Once the base app is working, these are the refinements that made the biggest difference in real testing:

  • 720p first with 1080p fallback
  • compact TV size caps
  • language-aware custom formats
  • codec-aware downgrade logic
  • scoped delay profiles instead of global waiting

Those are the changes that make Sonarr feel intentional instead of merely operational.

Real-World Example: Preventing English Overwrites

One of the best live examples from this setup came from Lucifer.

The existing season files were already good:

  • German + English dual-audio
  • compact x265
  • WEBRip-1080p

Later, Sonarr found English-only Bluray-1080p releases and tried to queue them as upgrades.

Why this happened:

  • Bluray-1080p is treated as a higher source tier than WEBRip-1080p
  • the normal profile still allowed upgrades
  • custom format scoring expressed a strong German preference, but it did not act as a hard lock by itself

So Sonarr did the very Sonarr thing of seeing a shinier source and temporarily forgetting that the current German files were already the right answer.

The fix used here was:

  • create a stricter profile such as HD-720p (German lock)
  • set minFormatScore = 1500
  • keep a modest Codec - HEVC x265 Bonus
  • do not use a codec penalty so harsh that valid German x264 releases are locked out
  • unmonitor finished seasons you want to preserve exactly as they are

That combination gives you the useful behavior:

  • weak English-only releases stop qualifying
  • compact x265 releases are still preferred
  • valid German x264 releases still remain possible when they are the best realistic option

This is the practical pattern to copy whenever a finished German season keeps attracting flashy but worse English upgrades.

Downgrade Workflow

If you create a Sonarr downgrade lane, make it codec-aware.

This matters because a naive downgrade can do this:

  • existing file = compact 1080p x265
  • replacement = bloated 720p x264
  • result = lower resolution and larger size

That is not a downgrade.
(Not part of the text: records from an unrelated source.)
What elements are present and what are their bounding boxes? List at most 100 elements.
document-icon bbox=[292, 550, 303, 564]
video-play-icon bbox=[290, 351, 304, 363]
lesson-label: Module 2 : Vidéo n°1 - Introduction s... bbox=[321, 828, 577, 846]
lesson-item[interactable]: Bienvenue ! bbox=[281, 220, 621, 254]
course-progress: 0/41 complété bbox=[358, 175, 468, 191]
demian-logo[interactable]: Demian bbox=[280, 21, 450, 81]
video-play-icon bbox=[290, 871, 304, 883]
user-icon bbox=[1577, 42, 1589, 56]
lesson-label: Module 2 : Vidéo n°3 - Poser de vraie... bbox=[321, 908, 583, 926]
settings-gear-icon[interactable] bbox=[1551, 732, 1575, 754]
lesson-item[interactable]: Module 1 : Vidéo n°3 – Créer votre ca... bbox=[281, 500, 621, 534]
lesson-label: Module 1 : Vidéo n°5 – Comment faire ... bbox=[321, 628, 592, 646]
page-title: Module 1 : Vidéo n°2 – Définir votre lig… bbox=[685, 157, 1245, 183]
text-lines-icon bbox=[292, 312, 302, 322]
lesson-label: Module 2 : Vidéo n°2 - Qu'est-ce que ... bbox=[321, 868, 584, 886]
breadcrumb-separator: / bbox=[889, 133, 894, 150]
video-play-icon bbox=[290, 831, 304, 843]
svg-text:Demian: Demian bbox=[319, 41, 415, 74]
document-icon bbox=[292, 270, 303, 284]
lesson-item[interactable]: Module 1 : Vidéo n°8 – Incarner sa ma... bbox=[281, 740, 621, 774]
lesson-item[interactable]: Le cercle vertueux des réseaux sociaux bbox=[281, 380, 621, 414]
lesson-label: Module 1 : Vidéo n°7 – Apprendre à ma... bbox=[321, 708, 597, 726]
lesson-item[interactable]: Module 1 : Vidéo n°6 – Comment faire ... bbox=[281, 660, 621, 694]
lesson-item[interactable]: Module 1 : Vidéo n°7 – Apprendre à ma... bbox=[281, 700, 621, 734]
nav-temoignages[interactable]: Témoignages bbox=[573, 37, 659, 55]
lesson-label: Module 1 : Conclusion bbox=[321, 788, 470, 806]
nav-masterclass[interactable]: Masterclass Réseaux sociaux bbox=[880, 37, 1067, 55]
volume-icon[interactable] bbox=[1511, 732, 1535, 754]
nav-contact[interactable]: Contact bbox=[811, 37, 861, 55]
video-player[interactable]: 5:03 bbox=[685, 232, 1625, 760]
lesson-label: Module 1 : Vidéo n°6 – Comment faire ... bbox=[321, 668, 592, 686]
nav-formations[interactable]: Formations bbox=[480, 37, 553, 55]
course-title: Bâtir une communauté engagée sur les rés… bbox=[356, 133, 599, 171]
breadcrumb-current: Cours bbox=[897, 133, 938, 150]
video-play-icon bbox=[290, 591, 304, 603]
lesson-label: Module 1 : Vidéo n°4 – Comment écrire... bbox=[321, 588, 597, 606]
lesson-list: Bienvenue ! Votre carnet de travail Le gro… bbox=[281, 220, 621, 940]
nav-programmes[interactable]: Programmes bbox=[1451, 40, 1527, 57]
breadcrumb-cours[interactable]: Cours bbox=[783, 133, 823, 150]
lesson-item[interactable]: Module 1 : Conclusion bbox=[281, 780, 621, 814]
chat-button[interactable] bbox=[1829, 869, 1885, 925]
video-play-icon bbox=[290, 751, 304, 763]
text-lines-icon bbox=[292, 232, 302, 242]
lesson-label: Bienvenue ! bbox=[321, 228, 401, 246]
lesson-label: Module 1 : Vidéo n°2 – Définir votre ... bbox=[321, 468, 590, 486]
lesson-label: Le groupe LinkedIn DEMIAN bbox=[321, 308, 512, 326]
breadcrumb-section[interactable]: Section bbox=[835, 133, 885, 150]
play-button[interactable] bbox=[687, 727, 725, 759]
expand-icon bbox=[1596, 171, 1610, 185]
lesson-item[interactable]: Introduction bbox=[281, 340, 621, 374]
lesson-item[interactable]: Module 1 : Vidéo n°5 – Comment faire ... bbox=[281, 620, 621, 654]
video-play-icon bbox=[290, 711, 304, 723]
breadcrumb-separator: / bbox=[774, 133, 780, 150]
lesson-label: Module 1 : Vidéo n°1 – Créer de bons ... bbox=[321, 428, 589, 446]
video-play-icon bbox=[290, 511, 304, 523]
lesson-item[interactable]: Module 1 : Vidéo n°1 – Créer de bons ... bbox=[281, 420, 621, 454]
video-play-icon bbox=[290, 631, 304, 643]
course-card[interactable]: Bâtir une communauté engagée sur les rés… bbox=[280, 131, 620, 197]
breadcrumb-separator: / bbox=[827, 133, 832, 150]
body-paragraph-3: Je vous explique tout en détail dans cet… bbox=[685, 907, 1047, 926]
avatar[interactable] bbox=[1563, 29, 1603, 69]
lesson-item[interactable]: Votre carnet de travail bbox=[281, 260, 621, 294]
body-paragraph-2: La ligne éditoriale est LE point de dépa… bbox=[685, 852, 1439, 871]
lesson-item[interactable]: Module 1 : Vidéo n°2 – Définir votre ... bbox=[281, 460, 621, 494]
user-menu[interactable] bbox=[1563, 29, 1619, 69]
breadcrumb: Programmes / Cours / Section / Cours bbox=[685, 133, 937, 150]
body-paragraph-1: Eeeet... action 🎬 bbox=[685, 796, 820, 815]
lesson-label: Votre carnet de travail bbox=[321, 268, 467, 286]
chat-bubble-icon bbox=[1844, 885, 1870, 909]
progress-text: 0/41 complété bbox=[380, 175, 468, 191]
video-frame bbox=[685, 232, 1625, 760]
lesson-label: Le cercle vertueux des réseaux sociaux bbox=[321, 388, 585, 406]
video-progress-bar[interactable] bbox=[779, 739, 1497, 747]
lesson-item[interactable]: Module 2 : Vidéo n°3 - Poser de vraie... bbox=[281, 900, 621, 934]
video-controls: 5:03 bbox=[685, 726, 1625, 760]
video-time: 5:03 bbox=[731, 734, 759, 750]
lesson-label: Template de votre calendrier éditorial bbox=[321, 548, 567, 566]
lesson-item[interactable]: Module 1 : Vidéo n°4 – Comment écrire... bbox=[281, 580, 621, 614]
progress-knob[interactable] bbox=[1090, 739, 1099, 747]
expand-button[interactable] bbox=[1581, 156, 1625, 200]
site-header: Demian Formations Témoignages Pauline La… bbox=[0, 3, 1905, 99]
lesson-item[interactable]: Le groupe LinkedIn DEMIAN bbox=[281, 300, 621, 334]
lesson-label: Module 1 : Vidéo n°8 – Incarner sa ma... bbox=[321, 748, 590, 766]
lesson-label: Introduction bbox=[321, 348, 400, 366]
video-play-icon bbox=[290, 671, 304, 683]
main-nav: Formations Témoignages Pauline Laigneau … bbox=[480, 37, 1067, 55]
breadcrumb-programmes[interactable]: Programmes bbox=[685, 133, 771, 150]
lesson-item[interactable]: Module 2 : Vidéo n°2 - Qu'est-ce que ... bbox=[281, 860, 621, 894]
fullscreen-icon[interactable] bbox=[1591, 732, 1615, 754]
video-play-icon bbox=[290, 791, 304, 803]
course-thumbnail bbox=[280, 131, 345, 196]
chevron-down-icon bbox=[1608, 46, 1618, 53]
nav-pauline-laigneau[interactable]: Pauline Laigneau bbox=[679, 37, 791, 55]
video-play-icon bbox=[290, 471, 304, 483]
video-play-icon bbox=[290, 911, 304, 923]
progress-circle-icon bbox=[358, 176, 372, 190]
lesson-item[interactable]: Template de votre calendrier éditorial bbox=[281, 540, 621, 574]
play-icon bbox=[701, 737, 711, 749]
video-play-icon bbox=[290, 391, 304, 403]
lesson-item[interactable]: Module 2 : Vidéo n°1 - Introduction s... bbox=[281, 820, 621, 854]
That is sabotage wearing a tidy profile name.

Recommended downgrade extras:

  • Codec - HEVC x265 Bonus = +2000
  • Codec - AVC x264 Penalty = -2000
  • minFormatScore = 1700

That biases Sonarr toward replacements that actually save space.

What Stargate Taught Us

Stargate SG-1 was the perfect warning shot.

It proved:

  • lower resolution is not automatically smaller
  • codec matters as much as resolution
  • old compact 1080p x265 files can beat many 720p x264 replacements on storage efficiency

That test is why the downgrade logic in this guide is codec-aware now instead of naively worshipping lower numbers.

Common Mistakes

Watch out for:

  • trusting parser language labels too much
  • forcing huge downgrade waves
  • skipping the basic downloader and folder setup
  • letting a weak 720p replacement replace a compact 1080p x265
  • assuming lower resolution automatically means better storage efficiency

If a setting sounds too clever, test it on a real series before giving it a season pack and a megaphone.

  1. Download and install Sonarr.
  2. Create the final TV library folder.
  3. Connect the downloader and confirm the tv category works.
  4. Add indexers and test them.
  5. Turn on clean media management and naming.
  6. Set the main profile to 720p first with 1080p fallback.
  7. Apply the compact TV size caps.
  8. Add language-aware custom formats.
  9. Add delay logic only where it actually helps.
  10. Use codec-aware downgrade logic only after the normal workflow behaves properly.

That order keeps Sonarr understandable and makes the final behavior much easier to trust.